For decades, scientists, athletes and observers have been debating if and when a human will run 26.2 miles in less than two hours. The debate has generated evidence to suggest that a sub two hour marathon is possible. But will it be in my lifetime?

Limits? What Limits?

One week ago, Eliud Kipchoge did just that.

Kipchoge breaks the two hour barrier

One hour, 59 minuites and 40 seconds after starting his marathon, Kipchoge crossed the finish line… with one catch. This time will not go down in the official record books as the fastest marathon.


Because this was not a real marathon. The distance was real, but the event was carefully crafted. There was a pace car and there were 30 (or 41 depending on the source) pace runners who popped in and out of the course at specified intervals. The purpose of the runners was to create a draft, much like cyclists do for each other.

And the shoes? I don’t know what kind of shoes he was wearing, but reports say they were a special design of Nike’s Vaporfly Next.

So did he really break a limit?

Damn straight he broke a limit. Even if the conditions were totally fabricated, here are my reasons for respecting Kipchoge’s accomplishment:

  1. He tried this before in Italy under Nike’s Breaking2 program. Conditions were very similar. He failed… even though he ran the 26.2 miles in 2:00:25.

  2. The car was only a pace mechanism and the pacers only provided a wind block.

  3. Shoes, any shoes, are an advantage.

  4. Now that this has been done, other elite marathoners are likely to break down their own mental barriers. In fact age-groupers will think differently as well.

  5. What Kipchoge did is a step toward someone breaking two hours without all the aids.

Enter Alex Hutchinson

The theme of breaking a two hour marathon runs throughout Hutchinson’s book, Endure.

Alex Hutchinson’s Endure

I first learned about Hutchinson’s book from a co-worker. A couple of months later, one of our readers mentioned the book which motivated me to get a copy. Thank you, Kieran.

Hutchinson argues that humans are not as limited in endurance sport as they think they are. He provides quite a bit of scientific, anecdotal and empirical evidence to suggest that the mind plays a large role in how far and how fast we can run, swim, cycle, walk, etc.

I am a student of science and the scientific method. I have read my share of biased crap promoted as good science from marketers and journalists alike. However, what Hutchinson did was quite good. There have been billions of dollars spent on this topic (my wild ass guess) by governments, universities, companies, and anyone who thinks they can benefit from running faster or farther. The amount of literature out there must be horrifically huge. Hutchinson must have carefully picked his supporting evidence, but I did not get a feeling of extreme bias or promotion of an agenda. I believe he genuinely wanted to investigate a subject and the message he delivered is that we can do more than train our muscles to be better athletes.

What Can We Do?

The real answer to that will have to come from the book or your coach. But a superficial answer is that we can believe in ourselves. Once Roger Banniser broke the 4 minute mile, others followed. It took one super athlete to break the barrier and break our ideas of what is possible.

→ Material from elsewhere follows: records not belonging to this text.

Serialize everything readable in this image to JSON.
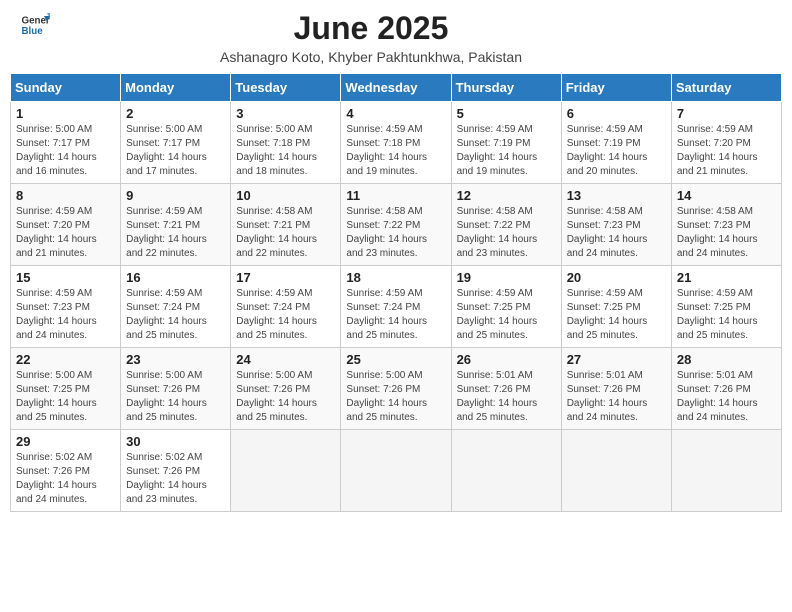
{
  "header": {
    "logo_general": "General",
    "logo_blue": "Blue",
    "title": "June 2025",
    "subtitle": "Ashanagro Koto, Khyber Pakhtunkhwa, Pakistan"
  },
  "calendar": {
    "weekdays": [
      "Sunday",
      "Monday",
      "Tuesday",
      "Wednesday",
      "Thursday",
      "Friday",
      "Saturday"
    ],
    "weeks": [
      [
        {
          "day": "1",
          "sunrise": "5:00 AM",
          "sunset": "7:17 PM",
          "daylight": "14 hours and 16 minutes."
        },
        {
          "day": "2",
          "sunrise": "5:00 AM",
          "sunset": "7:17 PM",
          "daylight": "14 hours and 17 minutes."
        },
        {
          "day": "3",
          "sunrise": "5:00 AM",
          "sunset": "7:18 PM",
          "daylight": "14 hours and 18 minutes."
        },
        {
          "day": "4",
          "sunrise": "4:59 AM",
          "sunset": "7:18 PM",
          "daylight": "14 hours and 19 minutes."
        },
        {
          "day": "5",
          "sunrise": "4:59 AM",
          "sunset": "7:19 PM",
          "daylight": "14 hours and 19 minutes."
        },
        {
          "day": "6",
          "sunrise": "4:59 AM",
          "sunset": "7:19 PM",
          "daylight": "14 hours and 20 minutes."
        },
        {
          "day": "7",
          "sunrise": "4:59 AM",
          "sunset": "7:20 PM",
          "daylight": "14 hours and 21 minutes."
        }
      ],
      [
        {
          "day": "8",
          "sunrise": "4:59 AM",
          "sunset": "7:20 PM",
          "daylight": "14 hours and 21 minutes."
        },
        {
          "day": "9",
          "sunrise": "4:59 AM",
          "sunset": "7:21 PM",
          "daylight": "14 hours and 22 minutes."
        },
        {
          "day": "10",
          "sunrise": "4:58 AM",
          "sunset": "7:21 PM",
          "daylight": "14 hours and 22 minutes."
        },
        {
          "day": "11",
          "sunrise": "4:58 AM",
          "sunset": "7:22 PM",
          "daylight": "14 hours and 23 minutes."
        },
        {
          "day": "12",
          "sunrise": "4:58 AM",
          "sunset": "7:22 PM",
          "daylight": "14 hours and 23 minutes."
        },
        {
          "day": "13",
          "sunrise": "4:58 AM",
          "sunset": "7:23 PM",
          "daylight": "14 hours and 24 minutes."
        },
        {
          "day": "14",
          "sunrise": "4:58 AM",
          "sunset": "7:23 PM",
          "daylight": "14 hours and 24 minutes."
        }
      ],
      [
        {
          "day": "15",
          "sunrise": "4:59 AM",
          "sunset": "7:23 PM",
          "daylight": "14 hours and 24 minutes."
        },
        {
          "day": "16",
          "sunrise": "4:59 AM",
          "sunset": "7:24 PM",
          "daylight": "14 hours and 25 minutes."
        },
        {
          "day": "17",
          "sunrise": "4:59 AM",
          "sunset": "7:24 PM",
          "daylight": "14 hours and 25 minutes."
        },
        {
          "day": "18",
          "sunrise": "4:59 AM",
          "sunset": "7:24 PM",
          "daylight": "14 hours and 25 minutes."
        },
        {
          "day": "19",
          "sunrise": "4:59 AM",
          "sunset": "7:25 PM",
          "daylight": "14 hours and 25 minutes."
        },
        {
          "day": "20",
          "sunrise": "4:59 AM",
          "sunset": "7:25 PM",
          "daylight": "14 hours and 25 minutes."
        },
        {
          "day": "21",
          "sunrise": "4:59 AM",
          "sunset": "7:25 PM",
          "daylight": "14 hours and 25 minutes."
        }
      ],
      [
        {
          "day": "22",
          "sunrise": "5:00 AM",
          "sunset": "7:25 PM",
          "daylight": "14 hours and 25 minutes."
        },
        {
          "day": "23",
          "sunrise": "5:00 AM",
          "sunset": "7:26 PM",
          "daylight": "14 hours and 25 minutes."
        },
        {
          "day": "24",
          "sunrise": "5:00 AM",
          "sunset": "7:26 PM",
          "daylight": "14 hours and 25 minutes."
        },
        {
          "day": "25",
          "sunrise": "5:00 AM",
          "sunset": "7:26 PM",
          "daylight": "14 hours and 25 minutes."
        },
        {
          "day": "26",
          "sunrise": "5:01 AM",
          "sunset": "7:26 PM",
          "daylight": "14 hours and 25 minutes."
        },
        {
          "day": "27",
          "sunrise": "5:01 AM",
          "sunset": "7:26 PM",
          "daylight": "14 hours and 24 minutes."
        },
        {
          "day": "28",
          "sunrise": "5:01 AM",
          "sunset": "7:26 PM",
          "daylight": "14 hours and 24 minutes."
        }
      ],
      [
        {
          "day": "29",
          "sunrise": "5:02 AM",
          "sunset": "7:26 PM",
          "daylight": "14 hours and 24 minutes."
        },
        {
          "day": "30",
          "sunrise": "5:02 AM",
          "sunset": "7:26 PM",
          "daylight": "14 hours and 23 minutes."
        },
        null,
        null,
        null,
        null,
        null
      ]
    ]
  }
}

Roger Bannister breaks the 4 minute mile

Hutchinson covers many areas of study including muscle physiology, nutrition, environment among others. All have their contribution to a successful race or a DNF. His argument is that perhaps the most overlooked aspect of training is the mind. There’s plenty of research on the mind (e.g. central governor hypothesis), but what are athletes really doing about it?

Training My Mind

Something I read in Chrissie Wellington’s book, A Life Without

Chrissie Wellington’s story of being a world champion triathlete.

Limits has stuck with me for many years. She said something to the effect of,

“In order to endure boredom, you need to endure boredom.”

I believe she is absolutely right. However, any evidence I can provide for my agreement with her is completely anecdotal based on my experience. Since reading that i have added solo rides and swims to my training schedule. I believe it helps me maintain focus for longer periods of time. That focus (I believe) helped bring my 14:50+ IMAZ time down to a 13:28+ IMLP time. A faster time on a harder course.

Another example is my dream of qualifying for IRONMAN World Championship . For the past few years it has been a dream. Over the next several months that dream will be planned out and put into writing. From there it will be a 3 or 4 or 10 year journey. The point is that it won’t happen at all if my mind is not ready to take it from dream to plan to reality. This is how we humans work. We first think about something and if we find enough value in it we work our asses off to make it a reality.


Train the mind and the body will follow (as best it can. after all, there surely must be limits… or are there?)

Who Else?

My favorite podcaster is Bob Babbitt.

Breakfast With Bob and Daniela Ryf – 2019

He interviews all the players in the endurance world: elite athletes, business owners, race directors,  charities, challenged athletes, and more.   Whenever he is with an athlete, he almost always asks what they were thinking or feeling either during a big decision point in their life or during a race.  The answers they give don’t tell us how to train our minds, but those answers do tell us just how important the mind is when it comes to endurance sports like triathlon.


The real problem is that so much of the mental and emotional influences I’m talking about can not be rationalized.  These mental limits are so deep in the subconscious that the only way to deal with them is through training: lots of tough training.  But I know you’re up for it or you wouldn’t be reading a blog post about triathlon.